The increasing availability of healthcare data and rapid development of big data analytic methods has opened new avenues for use of Artificial Intelligence (AI)- and Machine Learning (ML)-based technology in medical practice. However, applications at the point of care are still scarce. Review and discuss case studies to understand current capabilities for applying AI/ML in the healthcare setting, and regulatory requirements in the US, Europe and China. A targeted narrative literature review of AI/ML based digital tools was performed. Scientific publications (identified in PubMed) and grey literature (identified on the websites of regulatory agencies) were reviewed and analyzed. From the regulatory perspective, AI/ML-based solutions can be considered medical devices (i.e., Software as Medical Device, SaMD). A case series of SaMD is presented. First, tools for monitoring and remote management of chronic diseases are presented. Second, imaging applications for diagnostic support are discussed. Finally, clinical decision support tools to facilitate the choice of treatment and precision dosing are reviewed. While tested and validated algorithms for precision dosing exist, their implementation at the point of care is limited, and their regulatory and commercialization pathway is not clear. Regulatory requirements depend on the level of risk associated with the use of the device in medical practice, and can be classified into administrative (manufacturing and quality control), software-related (design, specification, hazard analysis, architecture, traceability, software risk analysis, cybersecurity, etc.), clinical evidence (including patient perspectives in some cases), non-clinical evidence (dosing validation and biocompatibility/toxicology) and other, such as e.g. benefit-to-risk determination, risk assessment and mitigation. There generally is an alignment between the US and Europe.

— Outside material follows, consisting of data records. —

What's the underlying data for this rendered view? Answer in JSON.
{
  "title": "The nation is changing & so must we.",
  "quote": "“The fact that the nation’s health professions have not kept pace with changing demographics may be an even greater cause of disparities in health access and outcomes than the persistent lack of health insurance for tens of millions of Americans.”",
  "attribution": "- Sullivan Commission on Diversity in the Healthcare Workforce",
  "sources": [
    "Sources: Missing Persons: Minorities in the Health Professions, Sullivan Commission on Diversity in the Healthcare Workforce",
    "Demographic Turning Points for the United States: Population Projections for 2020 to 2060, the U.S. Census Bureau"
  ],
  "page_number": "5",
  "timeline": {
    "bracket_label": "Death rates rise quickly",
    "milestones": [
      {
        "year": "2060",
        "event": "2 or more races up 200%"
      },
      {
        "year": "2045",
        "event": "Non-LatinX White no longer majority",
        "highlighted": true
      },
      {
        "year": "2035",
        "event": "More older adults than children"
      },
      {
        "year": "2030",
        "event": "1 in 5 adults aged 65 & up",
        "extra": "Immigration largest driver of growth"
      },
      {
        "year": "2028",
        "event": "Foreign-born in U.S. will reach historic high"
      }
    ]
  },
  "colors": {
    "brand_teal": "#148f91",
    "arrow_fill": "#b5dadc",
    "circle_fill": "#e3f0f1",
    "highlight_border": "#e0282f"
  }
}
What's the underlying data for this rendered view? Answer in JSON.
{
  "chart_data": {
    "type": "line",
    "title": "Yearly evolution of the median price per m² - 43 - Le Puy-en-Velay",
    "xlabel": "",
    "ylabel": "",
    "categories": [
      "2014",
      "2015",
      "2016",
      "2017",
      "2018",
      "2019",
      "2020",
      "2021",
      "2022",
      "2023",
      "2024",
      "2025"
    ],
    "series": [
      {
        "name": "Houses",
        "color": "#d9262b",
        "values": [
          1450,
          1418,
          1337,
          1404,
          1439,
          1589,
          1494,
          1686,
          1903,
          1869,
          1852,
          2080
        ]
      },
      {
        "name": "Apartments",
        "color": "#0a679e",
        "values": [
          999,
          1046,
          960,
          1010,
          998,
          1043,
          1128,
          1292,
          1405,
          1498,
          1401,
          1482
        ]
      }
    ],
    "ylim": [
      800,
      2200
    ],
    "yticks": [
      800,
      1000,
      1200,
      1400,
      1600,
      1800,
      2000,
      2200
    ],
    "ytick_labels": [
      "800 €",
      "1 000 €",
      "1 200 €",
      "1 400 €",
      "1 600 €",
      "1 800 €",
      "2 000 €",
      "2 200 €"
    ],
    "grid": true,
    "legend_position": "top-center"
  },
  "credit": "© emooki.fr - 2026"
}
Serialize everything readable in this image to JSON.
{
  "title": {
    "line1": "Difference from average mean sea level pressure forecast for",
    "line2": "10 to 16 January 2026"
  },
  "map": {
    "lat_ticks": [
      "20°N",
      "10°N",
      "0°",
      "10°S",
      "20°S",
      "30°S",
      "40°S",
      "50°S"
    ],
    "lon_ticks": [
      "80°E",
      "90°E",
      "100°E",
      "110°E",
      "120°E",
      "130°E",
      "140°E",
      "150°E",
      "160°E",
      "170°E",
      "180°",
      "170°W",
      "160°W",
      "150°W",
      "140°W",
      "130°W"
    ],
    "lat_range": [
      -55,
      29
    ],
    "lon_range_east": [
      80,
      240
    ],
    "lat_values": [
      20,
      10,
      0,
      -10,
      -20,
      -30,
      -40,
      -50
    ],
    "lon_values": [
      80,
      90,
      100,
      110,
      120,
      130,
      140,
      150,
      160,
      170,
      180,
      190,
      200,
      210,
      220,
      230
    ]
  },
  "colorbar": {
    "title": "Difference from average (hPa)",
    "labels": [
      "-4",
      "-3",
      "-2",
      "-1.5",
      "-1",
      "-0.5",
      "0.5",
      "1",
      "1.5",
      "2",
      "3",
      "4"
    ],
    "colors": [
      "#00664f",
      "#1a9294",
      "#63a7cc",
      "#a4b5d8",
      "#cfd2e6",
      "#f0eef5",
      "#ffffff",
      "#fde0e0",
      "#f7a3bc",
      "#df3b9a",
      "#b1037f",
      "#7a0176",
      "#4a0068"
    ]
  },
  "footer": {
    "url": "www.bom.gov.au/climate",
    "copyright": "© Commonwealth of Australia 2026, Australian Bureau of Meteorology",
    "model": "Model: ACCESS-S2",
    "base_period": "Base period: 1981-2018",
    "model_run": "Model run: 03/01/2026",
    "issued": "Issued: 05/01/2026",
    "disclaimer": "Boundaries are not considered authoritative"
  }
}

China additionally requires that the clinical evidence is applicable to the Chinese population and recommends that a third-party central laboratory evaluates the clinical trial results. The number of promising AI/ML-based technologies is increasing, but few have been implemented widely at the point of care. The need for external validation, implementation logistics, and data exchange and privacy remain the main obstacles.

Model-informed precision dosing (MIPD) software tools are used to optimize dosage regimens in individual patients, aiming to achieve drug exposure targets associated with desirable clinical outcomes. Over the last few decades, numerous MIPD software tools have been developed. However, they have still not been widely integrated into clinical practice. This study focuses on identifying the requirements for and evaluating the performance of the currently available MIPD software tools. First, a total of 22 experts in the field of precision dosing completed a web survey to assess the importance (from 0; do not agree at all, to 10; completely agree) of 103 pre-established software tool criteria organized in eight categories: user-friendliness and utilization, user support, computational aspects, population models, quality and validation, output generation, privacy and data security, and cost. Category mean ± pooled standard deviation importance scores ranged from 7.2 ± 2.1 (user-friendliness and utilization) to 8.5 ± 1.8 (privacy and data security). The relative importance score of each criterion within a category was used as a weighting factor in the subsequent evaluation of the software tools. Ten software tools were identified through literature and internet searches: four software tools were provided by companies (DoseMeRx, InsightRX Nova, MwPharm++, and PrecisePK) and six were provided by non-company owners (AutoKinetics, BestDose, ID-ODS, NextDose, TDMx, and Tucuxi). All software tools performed well in all categories, although there were differences in terms of in-built software features, user interface design, the number of drug modules and populations, user support, quality control, and cost. Therefore, the choice for a certain software tool should be made based on these differences and personal preferences. However, there are still improvements to be made in terms of electronic health record integration, standardization of software and model validation strategies, and prospective evidence for the software tools' clinical and cost benefits.